Il était doux mais triste pour elle. Mais il savait qu'à s'accrocher à des poids morts on finissait par ne plus pouvoir sortir la tête hors de l'eau. Il ne reparla plus ensuite de ce fameux homme. Par délicatesse sans doute. Ou bien...

« La réussite est perdue. Reste ici, garde moi cette nuit... Demain, nous partirons. »

Une lumière s'était allumée dans le regarde Moëris. Une autre dans celui d'Egregor. Nous? Elle serrait un peu plus sa main et poursuivait.

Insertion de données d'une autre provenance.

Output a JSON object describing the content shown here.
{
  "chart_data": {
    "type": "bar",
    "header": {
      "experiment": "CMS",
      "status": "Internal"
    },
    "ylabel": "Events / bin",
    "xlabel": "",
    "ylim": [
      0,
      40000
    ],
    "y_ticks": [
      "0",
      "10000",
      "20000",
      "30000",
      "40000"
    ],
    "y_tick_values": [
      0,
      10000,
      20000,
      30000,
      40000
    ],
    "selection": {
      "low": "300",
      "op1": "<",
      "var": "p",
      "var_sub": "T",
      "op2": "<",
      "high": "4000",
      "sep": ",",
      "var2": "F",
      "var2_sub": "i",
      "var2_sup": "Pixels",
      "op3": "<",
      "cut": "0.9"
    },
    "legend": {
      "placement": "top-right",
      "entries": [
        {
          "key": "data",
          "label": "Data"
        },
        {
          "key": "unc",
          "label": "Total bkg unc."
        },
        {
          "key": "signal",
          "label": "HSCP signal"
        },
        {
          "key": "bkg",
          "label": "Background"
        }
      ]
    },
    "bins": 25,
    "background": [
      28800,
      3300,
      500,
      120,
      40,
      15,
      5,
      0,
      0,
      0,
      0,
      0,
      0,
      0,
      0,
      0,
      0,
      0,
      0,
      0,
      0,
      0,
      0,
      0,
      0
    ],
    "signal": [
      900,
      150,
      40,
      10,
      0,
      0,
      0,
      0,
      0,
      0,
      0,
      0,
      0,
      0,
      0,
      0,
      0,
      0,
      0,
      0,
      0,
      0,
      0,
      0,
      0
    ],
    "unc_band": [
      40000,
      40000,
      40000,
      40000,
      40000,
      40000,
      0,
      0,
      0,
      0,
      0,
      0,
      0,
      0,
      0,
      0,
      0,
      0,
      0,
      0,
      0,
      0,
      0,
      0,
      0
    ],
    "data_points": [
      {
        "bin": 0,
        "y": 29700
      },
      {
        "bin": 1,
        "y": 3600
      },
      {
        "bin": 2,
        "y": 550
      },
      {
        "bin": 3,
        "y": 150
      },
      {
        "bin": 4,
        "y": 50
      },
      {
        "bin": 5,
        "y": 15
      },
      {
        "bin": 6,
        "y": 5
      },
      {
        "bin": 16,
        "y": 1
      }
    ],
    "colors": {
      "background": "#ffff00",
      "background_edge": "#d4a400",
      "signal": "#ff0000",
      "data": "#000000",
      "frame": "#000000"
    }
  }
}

« Veux-tu? Partir, tous les deux, bien loin des regards, faire le tour du monde et ne plus se fier qu'aux étoiles. Je veux voir les ruines de Bagdad, je veux porter les tissus d'Egypte et souffrir le chaud du Sahara. Je veux me perdre dans la jungle indienne, respirer l'épice et le curry. Oh, il y a si longtemps maintenant... Partons, veux-tu? Partons tous les deux. Emporte le livre. Dès demain, il fera beau! »

Il voulut sourire mais le lui épargna. Il savait que c'était pire quand il souriait. Mais dans son regard la petite lueur d'enfant espiègle. Il était loin l'enfant pourtant. Egregor ferma les yeux et dit:

« C'est la décision la plus insensée que tu aies prise. Et sans doute la meilleure. »

Il ne souriait pas mais ses yeux s'en chargeaient à sa place. Il était heureux de voir l'ombre quitter le visage de Moëris la Blanche. Demain ils partiraient avec l'aube et ils suivraient le soleil. Mais pour l'heure, il la veillerait. Comme un chien de garde fidèle. Il resta là, assis près d'elle toute la nuit, sans même dormir. Il avait tant de choses à penser. Sous son regard de monstre, Moëris était là, tranquille. Et tout était décidé. Tout était bien.